The decision was a setback, but not an unexpected one, for Holmes, who faces the death penalty if convicted in the shooting deaths of 12 moviegoers at a suburban Denver cinema last summer during a screening of the Batman film “The Dark Knight Rises.”
Prosecutors have charged Holmes, 25, with multiple counts of first-degree murder and attempted murder for the rampage that also left two dozen others wounded or injured.
The former University of Colorado neuroscience graduate student has pleaded not guilty by reason of insanity. Defense lawyers said in recent court filings their client was “in the throes of a psychotic episode” when he went on the shooting spree.
Prosecutors want to use the question Holmes posed on an online dating profile before the massacre to show that he was capable of distinguishing right from wrong, which could undermine his insanity defense.

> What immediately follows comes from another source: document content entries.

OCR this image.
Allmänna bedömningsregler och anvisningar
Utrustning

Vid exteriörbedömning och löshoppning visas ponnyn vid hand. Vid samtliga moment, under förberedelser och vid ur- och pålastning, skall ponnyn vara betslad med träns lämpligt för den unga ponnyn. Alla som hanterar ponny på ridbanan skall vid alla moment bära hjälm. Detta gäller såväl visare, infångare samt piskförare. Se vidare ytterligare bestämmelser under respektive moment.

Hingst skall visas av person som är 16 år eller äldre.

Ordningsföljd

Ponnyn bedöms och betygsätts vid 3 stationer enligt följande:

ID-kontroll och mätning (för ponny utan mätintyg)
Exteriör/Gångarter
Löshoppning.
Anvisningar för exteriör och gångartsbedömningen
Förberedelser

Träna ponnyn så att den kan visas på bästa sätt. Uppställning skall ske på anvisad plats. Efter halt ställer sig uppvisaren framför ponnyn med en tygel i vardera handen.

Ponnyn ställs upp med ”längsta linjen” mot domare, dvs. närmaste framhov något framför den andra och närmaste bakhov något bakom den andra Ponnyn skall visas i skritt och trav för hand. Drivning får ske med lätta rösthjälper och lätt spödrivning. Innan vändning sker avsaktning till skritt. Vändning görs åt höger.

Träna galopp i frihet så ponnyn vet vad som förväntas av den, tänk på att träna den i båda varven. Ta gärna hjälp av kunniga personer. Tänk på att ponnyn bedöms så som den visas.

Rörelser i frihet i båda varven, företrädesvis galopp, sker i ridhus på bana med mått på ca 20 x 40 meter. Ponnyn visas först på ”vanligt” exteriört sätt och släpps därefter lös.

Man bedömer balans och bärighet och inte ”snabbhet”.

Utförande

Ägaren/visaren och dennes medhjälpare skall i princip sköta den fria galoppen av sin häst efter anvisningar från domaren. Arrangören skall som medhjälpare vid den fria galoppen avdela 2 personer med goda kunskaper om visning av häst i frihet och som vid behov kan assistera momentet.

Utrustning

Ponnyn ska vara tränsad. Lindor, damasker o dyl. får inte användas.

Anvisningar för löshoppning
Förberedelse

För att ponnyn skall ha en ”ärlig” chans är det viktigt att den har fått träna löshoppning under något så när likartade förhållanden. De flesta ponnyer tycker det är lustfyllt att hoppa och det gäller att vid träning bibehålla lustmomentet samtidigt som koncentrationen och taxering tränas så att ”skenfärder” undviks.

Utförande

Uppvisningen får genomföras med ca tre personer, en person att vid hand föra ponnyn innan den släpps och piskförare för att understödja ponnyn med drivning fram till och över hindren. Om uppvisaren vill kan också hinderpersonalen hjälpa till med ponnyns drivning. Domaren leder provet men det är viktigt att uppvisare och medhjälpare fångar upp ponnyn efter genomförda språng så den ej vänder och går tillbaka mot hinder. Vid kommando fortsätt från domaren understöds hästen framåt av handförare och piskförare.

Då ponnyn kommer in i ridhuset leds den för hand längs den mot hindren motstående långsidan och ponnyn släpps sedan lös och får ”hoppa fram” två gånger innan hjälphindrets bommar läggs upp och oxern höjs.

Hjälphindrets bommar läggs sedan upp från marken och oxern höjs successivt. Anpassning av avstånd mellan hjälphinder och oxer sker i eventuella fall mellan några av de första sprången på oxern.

Public defenders sought to have the prison visitation question - and other data investigators mined from two dating websites Holmes allegedly used - suppressed as irrelevant and prejudicial.
The statement should be inadmissible, they argued, because there is no way to establish what the question meant.
But Arapahoe County District Court Judge Carlos Samour Jr. agreed with prosecutors that the statement’s meaning was clear.
“(A) reasonable inference may be drawn that the user of the accounts posted the question because he anticipated doing something that he was aware would warrant prison time,” the judge wrote.
Samour also said a photograph Holmes posted on one of the websites with his hair dyed red was also relevant for identification purposes since he had the distinctive hair color when he was arrested after the shootings.
While the ruling on the dating site question was a blow to the defense, it is no surprise the judge denied the motion, according to longtime Colorado defense lawyer Mark C. Johnson.
“Unless it’s a statement made during a police interrogation, the legal standard for relevancy is relatively low,” said Johnson, who has tried more than 100 felony cases.
Nor is it surprising that Holmes’ lawyers would attempt to suppress as much evidence as they can, he said.
“In death penalty litigation, you raise every conceivable legal challenge because at stake is the very life of your client,” Johnson said.
Holmes’ trial is scheduled to begin in February.